The Rape Joke

The rape joke is that sixteen was a series of getting away and never telling your parents.

The rape joke is that you shouldn't have let him. 

But resilience sounds like the weight of denial worn so near a man's throat, it can't help but stand on the wrong side of choices.

The rape joke is that it felt good. 

Good enough that his fingers were busy crouched like a stranger, over and inside you cutting through uncommitted furies. 

Bellowing secrets of living hells revealed, walking five miles through long, dead things before dashing for the other half of assertions going in opposite directions without goodbyes. 

Imagine the rape joke now? 

Belly down on the hard floor, your face resting on it. 

The rape joke peels your black T-shirt off your shoulders, unhooking your bra, rubbing its bony lower side before kneading the air out your chest as if it were there.

Having done this hundreds of times now, it no longer apologises, but insists: "I'm here, right here, beneath you."

I know what comes after this, The scuff marks of decade-old sins lending the body-width of something inconsolable. I know it is like the foul taste of memories that turn you inside-out, like you were never one for the losing. I know how you wade deep into murkiness where no one can scrape you away like empty houses mauled within early darkness.

The rape joke says: if it did hurt, you know better now to teach your body how to cope with the cruelty already. The body of time is elastic; it can take almost anything you give it and heals quickly.

The rape joke is that you had been imagining his hands on your body for nights, but won't let up the act. The rape joke is that he knew how it felt to have that kind of chaos inside your body. He walked with a gaze that felt like slugs crawling all over your skin, marking you as his. You wanted to wipe off the slime.

The rape joke is that you were just some over-the-counter flavour of the week; like strawberries with a distinct, sweet and bracingly sour taste, rummaging through the careless tongues of very thirsty men, already too attached to their fully developed tendencies, asking of each end, where have you been?

The rape joke says there's this lovely ache deep inside you the next day, after you've been had by a man who knows exactly what he's doing. How to put his hands on you and touch you in just the right way. 

The rape joke is that he thought it was so great, what he could do with his love for women.

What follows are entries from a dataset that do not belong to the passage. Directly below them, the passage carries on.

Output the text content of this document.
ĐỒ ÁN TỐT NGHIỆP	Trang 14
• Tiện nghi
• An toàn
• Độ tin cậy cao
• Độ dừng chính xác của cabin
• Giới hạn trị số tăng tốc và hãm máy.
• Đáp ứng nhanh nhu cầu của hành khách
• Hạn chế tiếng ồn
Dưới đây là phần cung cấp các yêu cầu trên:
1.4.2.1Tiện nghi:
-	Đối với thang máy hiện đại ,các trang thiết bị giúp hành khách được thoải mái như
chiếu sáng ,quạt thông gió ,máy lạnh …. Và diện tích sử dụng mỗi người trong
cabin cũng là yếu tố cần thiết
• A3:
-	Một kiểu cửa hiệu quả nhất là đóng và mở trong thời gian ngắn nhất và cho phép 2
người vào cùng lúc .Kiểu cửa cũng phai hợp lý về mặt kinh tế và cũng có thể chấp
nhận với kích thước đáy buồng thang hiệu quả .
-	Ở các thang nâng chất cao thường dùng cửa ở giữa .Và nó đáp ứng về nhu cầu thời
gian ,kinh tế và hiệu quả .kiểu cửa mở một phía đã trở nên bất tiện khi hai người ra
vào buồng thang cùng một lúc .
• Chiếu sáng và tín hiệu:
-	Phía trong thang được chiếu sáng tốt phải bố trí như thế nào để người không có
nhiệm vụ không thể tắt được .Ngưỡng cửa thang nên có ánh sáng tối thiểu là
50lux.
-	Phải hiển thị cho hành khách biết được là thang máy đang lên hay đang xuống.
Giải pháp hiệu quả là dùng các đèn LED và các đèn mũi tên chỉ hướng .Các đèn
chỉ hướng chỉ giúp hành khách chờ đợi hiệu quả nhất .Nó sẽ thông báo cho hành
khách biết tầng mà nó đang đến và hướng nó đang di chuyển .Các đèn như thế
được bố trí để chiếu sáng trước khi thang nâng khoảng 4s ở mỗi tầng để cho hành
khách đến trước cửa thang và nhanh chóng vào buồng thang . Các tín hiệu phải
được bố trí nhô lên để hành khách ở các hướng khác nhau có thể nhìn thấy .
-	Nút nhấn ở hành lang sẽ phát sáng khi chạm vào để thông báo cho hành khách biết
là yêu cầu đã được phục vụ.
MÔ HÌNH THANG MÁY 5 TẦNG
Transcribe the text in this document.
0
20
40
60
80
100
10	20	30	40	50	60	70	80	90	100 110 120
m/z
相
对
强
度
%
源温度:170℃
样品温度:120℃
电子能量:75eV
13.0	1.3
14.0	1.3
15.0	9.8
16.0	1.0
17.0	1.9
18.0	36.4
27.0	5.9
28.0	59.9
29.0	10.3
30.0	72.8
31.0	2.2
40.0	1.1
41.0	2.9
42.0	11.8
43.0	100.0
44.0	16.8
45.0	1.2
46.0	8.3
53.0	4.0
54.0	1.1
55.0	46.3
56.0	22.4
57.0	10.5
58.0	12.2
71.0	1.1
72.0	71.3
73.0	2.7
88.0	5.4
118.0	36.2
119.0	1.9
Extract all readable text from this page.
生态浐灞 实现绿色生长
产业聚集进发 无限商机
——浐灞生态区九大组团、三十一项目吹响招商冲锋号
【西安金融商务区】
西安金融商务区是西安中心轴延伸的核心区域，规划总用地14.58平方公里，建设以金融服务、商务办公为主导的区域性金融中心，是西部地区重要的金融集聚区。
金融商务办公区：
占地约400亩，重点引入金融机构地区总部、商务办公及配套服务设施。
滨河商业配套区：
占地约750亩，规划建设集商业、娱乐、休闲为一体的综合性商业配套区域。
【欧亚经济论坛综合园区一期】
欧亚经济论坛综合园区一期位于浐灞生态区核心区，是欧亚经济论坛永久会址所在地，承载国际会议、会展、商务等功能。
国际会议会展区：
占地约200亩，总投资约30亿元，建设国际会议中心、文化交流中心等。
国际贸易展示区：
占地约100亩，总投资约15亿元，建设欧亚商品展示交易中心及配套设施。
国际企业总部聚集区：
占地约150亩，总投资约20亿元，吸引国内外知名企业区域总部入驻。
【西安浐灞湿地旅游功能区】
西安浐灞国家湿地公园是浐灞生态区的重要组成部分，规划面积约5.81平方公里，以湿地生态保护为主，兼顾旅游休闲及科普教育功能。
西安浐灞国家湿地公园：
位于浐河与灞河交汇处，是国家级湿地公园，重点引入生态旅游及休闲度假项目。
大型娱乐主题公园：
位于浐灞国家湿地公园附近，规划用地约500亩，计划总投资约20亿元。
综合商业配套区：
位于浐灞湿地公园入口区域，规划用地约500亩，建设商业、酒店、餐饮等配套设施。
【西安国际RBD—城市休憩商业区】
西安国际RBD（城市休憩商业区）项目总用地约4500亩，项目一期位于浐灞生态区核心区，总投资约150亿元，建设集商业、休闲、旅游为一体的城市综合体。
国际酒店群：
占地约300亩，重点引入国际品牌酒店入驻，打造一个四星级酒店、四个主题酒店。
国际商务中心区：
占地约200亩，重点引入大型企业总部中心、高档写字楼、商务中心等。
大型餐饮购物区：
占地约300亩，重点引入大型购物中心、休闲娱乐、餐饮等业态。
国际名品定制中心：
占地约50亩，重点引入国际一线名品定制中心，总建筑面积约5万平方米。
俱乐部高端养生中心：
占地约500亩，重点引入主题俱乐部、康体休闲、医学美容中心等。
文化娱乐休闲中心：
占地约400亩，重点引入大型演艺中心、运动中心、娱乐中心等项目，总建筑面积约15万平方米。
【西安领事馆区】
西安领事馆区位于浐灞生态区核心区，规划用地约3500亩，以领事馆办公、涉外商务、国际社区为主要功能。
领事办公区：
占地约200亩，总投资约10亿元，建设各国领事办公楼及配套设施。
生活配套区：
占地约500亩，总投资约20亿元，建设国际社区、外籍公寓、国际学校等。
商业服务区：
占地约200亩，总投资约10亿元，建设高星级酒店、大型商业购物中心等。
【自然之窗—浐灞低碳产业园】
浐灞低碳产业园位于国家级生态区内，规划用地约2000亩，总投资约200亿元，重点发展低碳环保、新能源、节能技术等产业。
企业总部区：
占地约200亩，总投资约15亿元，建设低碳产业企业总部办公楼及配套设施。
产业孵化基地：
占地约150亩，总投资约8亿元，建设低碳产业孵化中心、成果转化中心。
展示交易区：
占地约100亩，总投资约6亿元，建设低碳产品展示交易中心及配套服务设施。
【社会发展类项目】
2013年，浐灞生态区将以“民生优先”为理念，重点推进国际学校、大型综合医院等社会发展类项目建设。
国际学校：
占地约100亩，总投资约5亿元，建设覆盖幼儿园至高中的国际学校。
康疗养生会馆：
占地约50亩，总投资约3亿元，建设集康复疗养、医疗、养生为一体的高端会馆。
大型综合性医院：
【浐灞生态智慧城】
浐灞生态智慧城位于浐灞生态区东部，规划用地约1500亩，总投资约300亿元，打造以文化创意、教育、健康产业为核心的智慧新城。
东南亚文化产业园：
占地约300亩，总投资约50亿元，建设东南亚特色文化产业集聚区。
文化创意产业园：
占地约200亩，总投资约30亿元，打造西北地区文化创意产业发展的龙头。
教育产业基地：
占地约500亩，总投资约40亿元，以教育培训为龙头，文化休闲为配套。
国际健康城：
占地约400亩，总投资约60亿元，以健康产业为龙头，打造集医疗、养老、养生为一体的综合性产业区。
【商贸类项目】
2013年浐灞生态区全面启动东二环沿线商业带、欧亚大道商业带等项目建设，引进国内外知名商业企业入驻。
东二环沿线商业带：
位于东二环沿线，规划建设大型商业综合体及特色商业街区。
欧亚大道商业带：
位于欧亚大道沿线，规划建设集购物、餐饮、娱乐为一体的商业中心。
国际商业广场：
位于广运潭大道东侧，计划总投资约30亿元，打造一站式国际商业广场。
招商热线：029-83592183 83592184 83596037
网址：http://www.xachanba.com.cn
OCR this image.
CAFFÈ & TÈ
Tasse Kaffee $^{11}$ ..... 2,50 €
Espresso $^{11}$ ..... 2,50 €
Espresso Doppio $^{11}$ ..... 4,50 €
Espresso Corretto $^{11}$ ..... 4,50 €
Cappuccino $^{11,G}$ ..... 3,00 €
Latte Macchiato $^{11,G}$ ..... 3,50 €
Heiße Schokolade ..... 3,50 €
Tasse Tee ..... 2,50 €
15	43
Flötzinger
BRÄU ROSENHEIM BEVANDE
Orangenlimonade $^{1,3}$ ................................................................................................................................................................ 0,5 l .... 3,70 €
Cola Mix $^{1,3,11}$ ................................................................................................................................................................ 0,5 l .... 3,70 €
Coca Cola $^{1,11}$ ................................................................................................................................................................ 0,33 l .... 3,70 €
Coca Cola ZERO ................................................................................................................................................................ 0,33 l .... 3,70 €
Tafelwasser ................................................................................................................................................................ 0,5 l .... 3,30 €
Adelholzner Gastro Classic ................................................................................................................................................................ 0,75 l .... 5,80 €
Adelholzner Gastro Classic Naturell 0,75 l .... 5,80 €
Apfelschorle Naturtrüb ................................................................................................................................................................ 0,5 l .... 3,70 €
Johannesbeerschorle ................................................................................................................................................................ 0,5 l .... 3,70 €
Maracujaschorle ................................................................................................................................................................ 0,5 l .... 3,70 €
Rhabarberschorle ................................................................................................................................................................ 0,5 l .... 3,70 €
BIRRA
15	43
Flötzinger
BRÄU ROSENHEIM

The rape joke is that he looks like the worst cliché of a monster. A kind of hand-me-down filth that slips through the nights, going as far as a story can take him. 

It gets funnier.

The rape joke is that you're the next woman stewarding this tradition well; the victory dance of someone who has salvaged a draw.

The rape joke says you were his favourite place to be: hollow and habitable. Nothing could have prepared you for the reality of this moment.

The rape joke says, "Come on, he doesn't know why he did it too." And now that's a little funny.

The rape joke is always funny. I know this. I was walking down a street when a boy with a face not like any other pulled me back, two minutes away from the joke that will come: to hold my body in counsel for all their many cravings. It crawls up your arms, suggesting more than  pity stories or the shape of a woman thing. 

The rape joke is called a soap opera for men only.

The rape joke is that there are no fates far worse than death. Fate screwed you over.

The rape joke is that you are telling it wrong; 

YOU were the one at a party with alcohol and wild music. Which made you laugh. The rape joke says people who attend such parties get raped.

The rape joke is that you are some pocket-sized wonder woman complex, so pretension becomes concretised. 

The rape joke is never funny.

The rape joke is that you were face up. Wearing a pretty thin dress. Later you ripped that dress off. The whole of you pressed down on a mattress the entire time and every pummel pushing you deeper into the mattress as if giving you the buoyancy to rise up to meet the next. This is your rhythm. The pace quickens by the second, frantic and rough.The momentum grows, teaching you how to hold a man the same way water slips through the hands, devouring the need to hold on.

The rape joke is that misery has a way of reeling you in and spitting you out without a second's guilt. Five years later, knives grow their fingers into you.

The rape joke is that you went home like nothing ever happened.  You still feel his hands under your dress, free marauders running up your thighs.